The new president, a populist with a mandate to dismantle the old order, has pledged to reorient Colombia’s trade away from its traditional partners. The United States, under a potential second Trump administration, has been quietly signalling a hemispheric realignment. And now, with a friendly face in Bogotá, that vision is one step closer.
What does this mean for UK-based asset managers? First, look at the bond markets. Colombian sovereign debt, already yielding a handsome premium over gilts, will now face a risk premium of a different stripe. The new president’s economic team has hinted at capital controls and a review of oil contracts. For a country that relies on crude exports, that is a volatile cocktail. I would expect gilt yields to rise in the short term as investors demand compensation for the uncertainty.
Second, the pound sterling. The UK’s trade deal with Colombia, signed post-Brexit, was touted as a gateway to Latin America. That deal now looks fragile. If Colombia pivots hard toward Washington, the City’s hopes of channelling more investment through Bogotá could evaporate. Capital flight from emerging markets is already a theme this year.
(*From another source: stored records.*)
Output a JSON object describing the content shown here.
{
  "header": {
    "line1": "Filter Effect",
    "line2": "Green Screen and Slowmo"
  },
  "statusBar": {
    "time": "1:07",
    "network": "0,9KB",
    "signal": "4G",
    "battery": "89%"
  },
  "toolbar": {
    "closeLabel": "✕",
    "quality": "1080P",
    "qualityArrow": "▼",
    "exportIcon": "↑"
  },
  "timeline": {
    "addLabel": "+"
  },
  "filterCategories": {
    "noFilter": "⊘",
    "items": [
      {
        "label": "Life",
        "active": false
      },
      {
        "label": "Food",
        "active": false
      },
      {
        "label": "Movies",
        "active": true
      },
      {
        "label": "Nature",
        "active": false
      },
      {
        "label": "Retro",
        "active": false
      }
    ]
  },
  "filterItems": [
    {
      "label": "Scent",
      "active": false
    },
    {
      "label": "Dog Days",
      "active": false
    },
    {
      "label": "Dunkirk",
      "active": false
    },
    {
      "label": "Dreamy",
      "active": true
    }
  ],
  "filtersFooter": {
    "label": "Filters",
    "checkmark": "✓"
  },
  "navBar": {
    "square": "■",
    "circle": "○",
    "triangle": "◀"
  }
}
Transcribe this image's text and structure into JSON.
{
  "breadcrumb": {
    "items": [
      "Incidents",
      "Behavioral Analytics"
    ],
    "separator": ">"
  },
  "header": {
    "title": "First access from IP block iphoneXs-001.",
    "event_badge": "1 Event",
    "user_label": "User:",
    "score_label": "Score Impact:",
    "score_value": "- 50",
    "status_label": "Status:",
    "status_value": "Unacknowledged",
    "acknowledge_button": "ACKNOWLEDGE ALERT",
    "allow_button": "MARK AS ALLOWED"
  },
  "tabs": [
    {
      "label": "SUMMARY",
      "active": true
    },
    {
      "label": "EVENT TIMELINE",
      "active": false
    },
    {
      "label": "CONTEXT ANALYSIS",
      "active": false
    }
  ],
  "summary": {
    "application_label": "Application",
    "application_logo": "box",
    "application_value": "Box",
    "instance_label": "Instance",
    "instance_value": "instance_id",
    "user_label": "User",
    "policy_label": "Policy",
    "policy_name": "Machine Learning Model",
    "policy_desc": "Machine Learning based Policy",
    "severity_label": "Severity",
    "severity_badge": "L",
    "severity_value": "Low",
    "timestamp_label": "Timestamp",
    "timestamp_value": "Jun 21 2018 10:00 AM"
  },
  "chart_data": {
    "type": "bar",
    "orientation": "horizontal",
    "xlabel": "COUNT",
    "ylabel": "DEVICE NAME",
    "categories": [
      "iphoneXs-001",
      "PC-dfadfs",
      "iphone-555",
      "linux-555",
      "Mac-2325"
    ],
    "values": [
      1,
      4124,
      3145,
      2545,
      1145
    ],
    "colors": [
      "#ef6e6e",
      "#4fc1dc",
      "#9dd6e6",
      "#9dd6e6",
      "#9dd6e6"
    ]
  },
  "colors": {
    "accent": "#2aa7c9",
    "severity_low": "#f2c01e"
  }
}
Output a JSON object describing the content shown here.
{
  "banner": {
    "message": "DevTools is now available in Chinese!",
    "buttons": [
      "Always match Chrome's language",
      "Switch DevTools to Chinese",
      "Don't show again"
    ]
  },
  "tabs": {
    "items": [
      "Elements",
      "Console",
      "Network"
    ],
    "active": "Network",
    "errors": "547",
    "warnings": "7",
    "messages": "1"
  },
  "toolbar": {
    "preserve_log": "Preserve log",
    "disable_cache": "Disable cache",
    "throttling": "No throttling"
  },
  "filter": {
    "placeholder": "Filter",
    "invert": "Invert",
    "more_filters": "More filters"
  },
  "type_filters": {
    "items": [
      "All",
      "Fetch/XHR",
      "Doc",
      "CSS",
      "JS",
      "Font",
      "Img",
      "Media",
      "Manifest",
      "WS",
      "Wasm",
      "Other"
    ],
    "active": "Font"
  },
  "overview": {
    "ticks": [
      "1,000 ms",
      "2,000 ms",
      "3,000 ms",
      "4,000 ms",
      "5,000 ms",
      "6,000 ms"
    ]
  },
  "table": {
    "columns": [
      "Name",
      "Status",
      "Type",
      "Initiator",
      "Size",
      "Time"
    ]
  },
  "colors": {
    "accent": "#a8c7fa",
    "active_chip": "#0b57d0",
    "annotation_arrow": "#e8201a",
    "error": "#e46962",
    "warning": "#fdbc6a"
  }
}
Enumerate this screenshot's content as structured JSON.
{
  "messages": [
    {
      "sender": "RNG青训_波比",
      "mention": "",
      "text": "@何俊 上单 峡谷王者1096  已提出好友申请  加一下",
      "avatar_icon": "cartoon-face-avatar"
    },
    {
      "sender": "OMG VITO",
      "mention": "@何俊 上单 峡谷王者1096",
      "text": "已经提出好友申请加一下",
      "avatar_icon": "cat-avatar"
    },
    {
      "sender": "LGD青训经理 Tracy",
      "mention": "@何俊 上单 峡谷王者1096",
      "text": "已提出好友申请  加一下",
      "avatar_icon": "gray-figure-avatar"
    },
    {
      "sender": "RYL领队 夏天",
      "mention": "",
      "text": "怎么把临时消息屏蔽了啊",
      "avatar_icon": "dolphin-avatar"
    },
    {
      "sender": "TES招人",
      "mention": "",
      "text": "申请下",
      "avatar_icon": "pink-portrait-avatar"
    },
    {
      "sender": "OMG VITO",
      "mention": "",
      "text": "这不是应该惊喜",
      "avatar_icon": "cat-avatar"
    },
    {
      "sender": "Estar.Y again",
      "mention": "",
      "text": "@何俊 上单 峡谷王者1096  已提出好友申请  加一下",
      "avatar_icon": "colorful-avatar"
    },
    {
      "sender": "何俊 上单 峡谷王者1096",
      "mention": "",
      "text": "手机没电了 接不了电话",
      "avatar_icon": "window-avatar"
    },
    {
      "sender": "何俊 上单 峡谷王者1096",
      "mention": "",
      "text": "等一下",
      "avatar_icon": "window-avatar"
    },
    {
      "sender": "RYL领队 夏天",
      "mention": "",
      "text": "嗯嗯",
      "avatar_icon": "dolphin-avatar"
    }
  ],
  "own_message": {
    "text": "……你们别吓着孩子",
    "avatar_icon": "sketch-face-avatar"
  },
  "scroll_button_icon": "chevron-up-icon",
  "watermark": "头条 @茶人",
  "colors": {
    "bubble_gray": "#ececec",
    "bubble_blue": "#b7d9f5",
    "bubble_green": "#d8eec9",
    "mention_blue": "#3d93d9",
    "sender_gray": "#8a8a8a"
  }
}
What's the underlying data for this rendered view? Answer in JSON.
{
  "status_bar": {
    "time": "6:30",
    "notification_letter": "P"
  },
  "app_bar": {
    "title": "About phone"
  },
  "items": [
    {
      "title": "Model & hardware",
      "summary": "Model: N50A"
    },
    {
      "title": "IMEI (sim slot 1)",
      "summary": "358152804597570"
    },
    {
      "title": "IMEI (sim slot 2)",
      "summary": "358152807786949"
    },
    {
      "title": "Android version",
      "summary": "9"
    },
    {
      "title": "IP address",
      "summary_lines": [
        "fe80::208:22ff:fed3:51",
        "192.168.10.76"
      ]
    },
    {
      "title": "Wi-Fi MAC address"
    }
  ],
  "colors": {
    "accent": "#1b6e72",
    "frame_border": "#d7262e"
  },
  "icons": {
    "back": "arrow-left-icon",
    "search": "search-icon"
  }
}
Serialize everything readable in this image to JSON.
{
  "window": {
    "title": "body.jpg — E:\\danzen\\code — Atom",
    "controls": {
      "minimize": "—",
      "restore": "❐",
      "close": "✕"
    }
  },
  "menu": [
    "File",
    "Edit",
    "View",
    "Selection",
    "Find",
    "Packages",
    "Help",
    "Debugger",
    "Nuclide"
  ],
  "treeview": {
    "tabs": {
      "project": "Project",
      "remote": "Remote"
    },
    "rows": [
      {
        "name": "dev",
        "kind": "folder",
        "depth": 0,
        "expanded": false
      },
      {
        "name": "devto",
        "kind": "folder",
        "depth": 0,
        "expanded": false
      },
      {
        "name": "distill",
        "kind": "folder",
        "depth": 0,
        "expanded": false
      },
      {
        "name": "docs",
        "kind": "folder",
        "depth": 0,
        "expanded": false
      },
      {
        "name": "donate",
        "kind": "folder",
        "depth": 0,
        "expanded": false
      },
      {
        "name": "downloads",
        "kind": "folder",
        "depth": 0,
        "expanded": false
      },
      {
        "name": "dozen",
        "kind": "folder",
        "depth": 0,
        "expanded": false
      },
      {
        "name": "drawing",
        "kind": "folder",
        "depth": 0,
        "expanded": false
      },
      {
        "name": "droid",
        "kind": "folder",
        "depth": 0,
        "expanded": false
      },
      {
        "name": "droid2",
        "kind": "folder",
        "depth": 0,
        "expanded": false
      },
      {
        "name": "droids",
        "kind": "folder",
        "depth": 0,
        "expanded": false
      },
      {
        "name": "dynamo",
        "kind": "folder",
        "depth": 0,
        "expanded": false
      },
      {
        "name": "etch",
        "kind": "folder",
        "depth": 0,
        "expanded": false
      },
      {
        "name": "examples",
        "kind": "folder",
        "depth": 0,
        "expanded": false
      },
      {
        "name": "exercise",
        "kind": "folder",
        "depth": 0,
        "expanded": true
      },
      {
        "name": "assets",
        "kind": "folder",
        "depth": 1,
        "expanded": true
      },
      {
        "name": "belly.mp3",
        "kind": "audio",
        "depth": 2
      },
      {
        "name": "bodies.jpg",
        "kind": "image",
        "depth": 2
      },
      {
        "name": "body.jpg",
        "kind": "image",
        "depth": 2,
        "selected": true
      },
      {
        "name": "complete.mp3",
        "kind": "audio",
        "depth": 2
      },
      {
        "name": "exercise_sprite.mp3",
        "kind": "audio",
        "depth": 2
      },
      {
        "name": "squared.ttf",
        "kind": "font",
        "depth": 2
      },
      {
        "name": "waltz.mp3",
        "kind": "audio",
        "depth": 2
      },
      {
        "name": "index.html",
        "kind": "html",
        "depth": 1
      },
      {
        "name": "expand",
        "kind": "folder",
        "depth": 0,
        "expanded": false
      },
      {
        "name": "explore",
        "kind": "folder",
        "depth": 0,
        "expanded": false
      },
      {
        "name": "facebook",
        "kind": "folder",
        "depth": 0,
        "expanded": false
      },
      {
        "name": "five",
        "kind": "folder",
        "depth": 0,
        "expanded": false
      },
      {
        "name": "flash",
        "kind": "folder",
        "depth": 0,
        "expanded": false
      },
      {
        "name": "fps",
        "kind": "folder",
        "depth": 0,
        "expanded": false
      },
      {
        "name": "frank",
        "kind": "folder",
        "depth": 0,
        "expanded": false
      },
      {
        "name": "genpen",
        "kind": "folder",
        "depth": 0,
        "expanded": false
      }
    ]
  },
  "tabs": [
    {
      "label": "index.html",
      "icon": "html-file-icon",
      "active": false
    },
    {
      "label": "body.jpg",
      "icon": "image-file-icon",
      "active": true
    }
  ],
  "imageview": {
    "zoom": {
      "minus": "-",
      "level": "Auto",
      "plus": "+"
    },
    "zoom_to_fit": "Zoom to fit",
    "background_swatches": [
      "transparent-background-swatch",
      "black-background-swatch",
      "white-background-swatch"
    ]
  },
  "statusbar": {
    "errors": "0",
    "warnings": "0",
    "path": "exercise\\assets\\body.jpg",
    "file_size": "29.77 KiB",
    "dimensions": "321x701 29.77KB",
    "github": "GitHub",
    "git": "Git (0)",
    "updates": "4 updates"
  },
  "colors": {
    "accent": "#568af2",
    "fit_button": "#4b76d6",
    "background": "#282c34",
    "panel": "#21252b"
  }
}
This election result will accelerate it.
Third, the corporate angle. Several FTSE 100 companies have significant exposure to Colombia: mining, oil, and financial services. Expect share prices to wobble. The more astute fund managers will already be hedging their Colombian peso positions. The rest will be caught scrambling.
And what of the Bank of England? Governor Bailey will be watching closely. A sudden exodus from emerging markets would strengthen the dollar and weaken sterling, stoking inflation through higher import prices. That would be an unwelcome complication for a central bank trying to thread the needle between growth and price stability.
Let us not forget the geopolitical dimension. The new president has openly admired the protectionist instincts of the Trump White House. A Colombia aligned with Washington, against Beijing and Brussels, would rearrange the trading chessboard. UK exporters of services and manufactured goods could find themselves squeezed out of a market they had only recently cracked.
In short, this is a classic market shock: unexpected, binary, and with second-order effects that will take months to unfold. The rational investor will now demand a higher risk premium for Colombian assets. The rational government will scramble to shore up bilateral trade arrangements. But rationality, as we know, is often the first casualty of political upheaval.
The bottom line? UK investment markets have just received a wake-up call. The era of free trade is being replaced by the era of alignment. And Colombia has just shown which way the wind blows.